Wertvolle Sekunden verstrichen, bis ich den verborgenen Durchgang entdeckte. Die Platte, die ihn verschloss, war locker dagegengelehnt. Mein Atem ging rau und schnell, als ich sie beiseiteschob und hineinglitt. Ob sie mich schon entdeckt hatten? Allein der Gedanke trieb mir den Schweiß auf die Stirn. Der Alarm dröhnte durch meinen Schädel. Ich musste hier raus, und der einzige Weg, der mir einfiel, war der Schacht, durch den Joff geflüchtet war. Ich drückte die Platte auf, die das Ende des Schachtes markierte, und schlüpfte zurück in Sektor 1b. Gerade als ich mich aufrichtete, packte jemand fest meine Schulter. Ein anderer riss meinen linken Arm nach hinten und hielt ihn in einem Hebel gefangen. Ich keuchte vor Schmerz.
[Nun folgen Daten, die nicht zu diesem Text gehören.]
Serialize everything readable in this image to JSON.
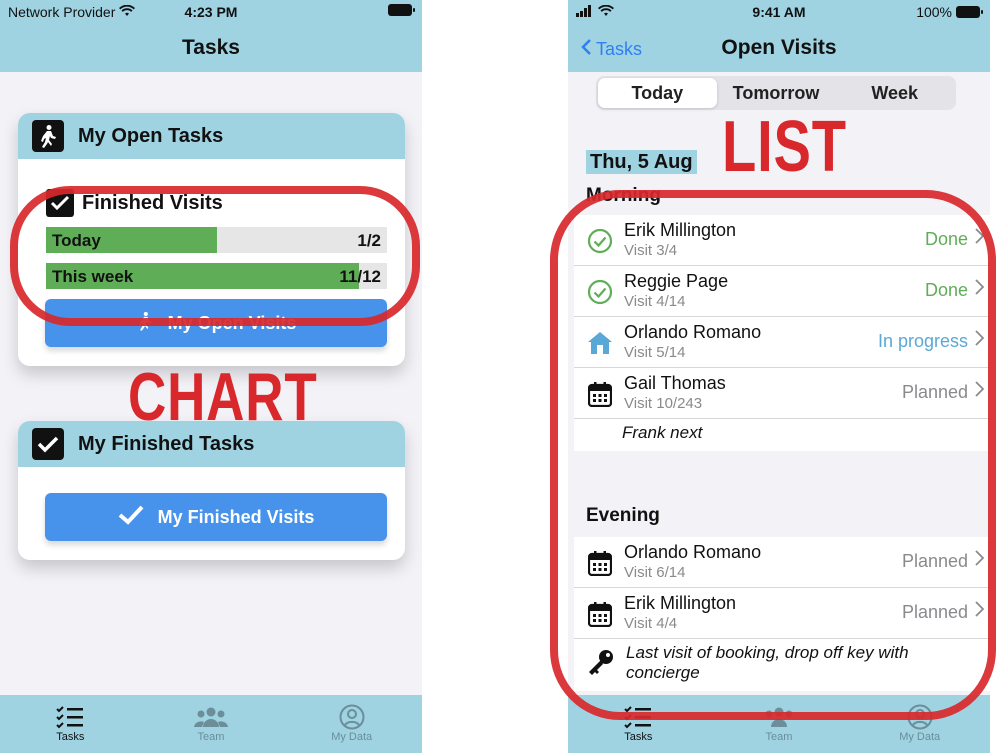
{
  "left": {
    "status": {
      "carrier": "Network Provider",
      "time": "4:23 PM"
    },
    "nav_title": "Tasks",
    "open_card": {
      "title": "My Open Tasks",
      "finished_label": "Finished Visits",
      "bars": [
        {
          "label": "Today",
          "count": "1/2",
          "fraction": 0.5
        },
        {
          "label": "This week",
          "count": "11/12",
          "fraction": 0.917
        }
      ],
      "button_label": "My Open Visits"
    },
    "finished_card": {
      "title": "My Finished Tasks",
      "button_label": "My Finished Visits"
    },
    "tabs": [
      "Tasks",
      "Team",
      "My Data"
    ]
  },
  "right": {
    "status": {
      "time": "9:41 AM",
      "battery": "100%"
    },
    "back_label": "Tasks",
    "nav_title": "Open Visits",
    "segments": [
      "Today",
      "Tomorrow",
      "Week"
    ],
    "date": "Thu, 5 Aug",
    "morning_label": "Morning",
    "evening_label": "Evening",
    "morning": [
      {
        "name": "Erik Millington",
        "sub": "Visit 3/4",
        "status": "Done",
        "color": "#5fae57",
        "icon": "check-circle-icon"
      },
      {
        "name": "Reggie Page",
        "sub": "Visit 4/14",
        "status": "Done",
        "color": "#5fae57",
        "icon": "check-circle-icon"
      },
      {
        "name": "Orlando Romano",
        "sub": "Visit 5/14",
        "status": "In progress",
        "color": "#5aa8d6",
        "icon": "house-icon"
      },
      {
        "name": "Gail Thomas",
        "sub": "Visit 10/243",
        "status": "Planned",
        "color": "#8a8a8e",
        "icon": "calendar-icon"
      }
    ],
    "morning_note": "Frank next",
    "evening": [
      {
        "name": "Orlando Romano",
        "sub": "Visit 6/14",
        "status": "Planned",
        "color": "#8a8a8e",
        "icon": "calendar-icon"
      },
      {
        "name": "Erik Millington",
        "sub": "Visit 4/4",
        "status": "Planned",
        "color": "#8a8a8e",
        "icon": "calendar-icon"
      }
    ],
    "evening_note": "Last visit of booking, drop off key with concierge",
    "tabs": [
      "Tasks",
      "Team",
      "My Data"
    ]
  },
  "annotations": {
    "chart": "CHART",
    "list": "LIST",
    "color": "#d8282b"
  }
}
»Georgina!« Ich blickte auf und sah direkt in das Raubtiergrinsen von Professor Freyer. Er musterte mich von oben bis unten. »Wir haben Sie bereits erwartet.«
Professor Freyer lief vor mir auf und ab. Er schwieg und hatte dabei die Hände locker hinter dem Rücken ineinander verschlungen. Der Stuhl, auf dem ich saß, war leicht von dem großen Schreibtisch seines Büros zurückgeschoben worden, sodass er jetzt vollkommen frei im Raum stand. Meine Hände waren nicht gefesselt. Doch welche Rolle spielte das? Er wusste genauso gut wie ich, dass meine Chancen, aus »dem Auge« zu fliehen, gegen Null gingen.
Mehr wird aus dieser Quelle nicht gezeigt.